Numerous legal acts pertaining to EU financial market law contain provisions governing market access for third-country firms. Some of these provisions also provide for market access and/or regulatory relief if the third country can demonstrate equivalent regulation. Furthermore, so-called national regimes also exist in the area of activities with “per se” professional clients and eligible counterparties. These are effective until the EU or ESMA has reached a decision regarding equivalence for the relevant country under the applicable MiFIR provisions (including the corresponding transition periods). The existing equivalence procedures have been identified by both the federal authorities and market participants as an important element in maintaining and improving market access for Swiss banks to the EU.

National regime in Luxembourg

The national regime in Luxembourg is based on a decision of the CSSF. The corresponding details were set out in Circular No. 19/716 in April 2019. At that time, it was also announced that the CSSF would publish a list of equivalent jurisdictions for the purposes of this circular after a detailed review. This circular was updated as of 1 July 2020 with Circular no. 20/743, which includes additional information regarding the cross-border provision of services. CSSF Regulation 20-2 was adopted at the same time and contains the announced list of jurisdictions deemed by the CSSF as equivalent.

Particularly pleasing is the fact that, together with five other jurisdictions, the Swiss regulatory and supervisory framework has been deemed as equivalent. In this way, an important precondition was fulfilled for interested Swiss institutions to be able to provide cross-border investment services to “per se” professional clients and eligible counterparties domiciled in Luxembourg without being required to have a branch. Such institutions in equivalent jurisdictions are required to submit a corresponding request to the CSSF together with certain supporting documents. Further information can be found via the following links: CSSF Circular 20/743 / CSSF Regulation 20-02.

Further positive signal for open markets

Even though the CSSF’s national equivalence regime does not provide Swiss institutions with a European passport or the possibility to offer cross-border services to other EU member states, this decision can be regarded as a further positive signal in terms of open markets. In addition to this, Switzerland and the UK signed a joint statement on future enhanced cooperation in financial services only a short time before this decision was announced. In this statement, both countries announced, among other things, that mutual access to the Swiss and UK stock exchanges are to be made possible by means of mutual recognition as soon as both sides have implemented the necessary steps after the end of the Brexit transition period.

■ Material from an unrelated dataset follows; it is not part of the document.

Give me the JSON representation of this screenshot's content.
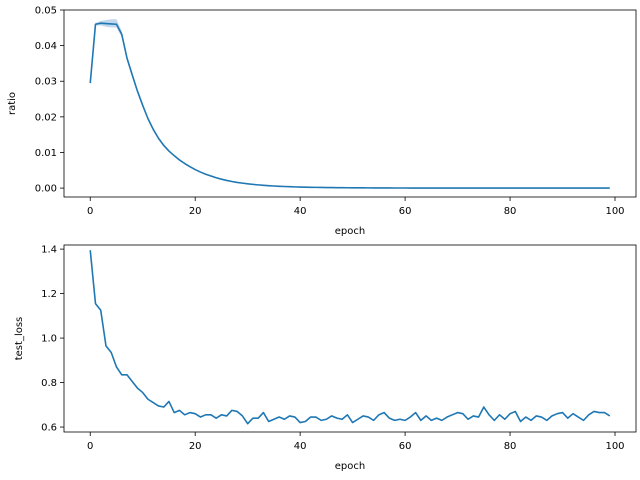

Independently of each other, both events represent a clear commitment to open and integrated financial markets as well as increased regulatory cooperation. They also show that in international comparison, Switzerland has robust and modern financial market regulations which produce a comparable effect to the corresponding EU regulations. It is now to be hoped that the as yet unfinished equivalence procedures, which are relevant for the Swiss banks, will also be swiftly addressed and unblocked at the EU level.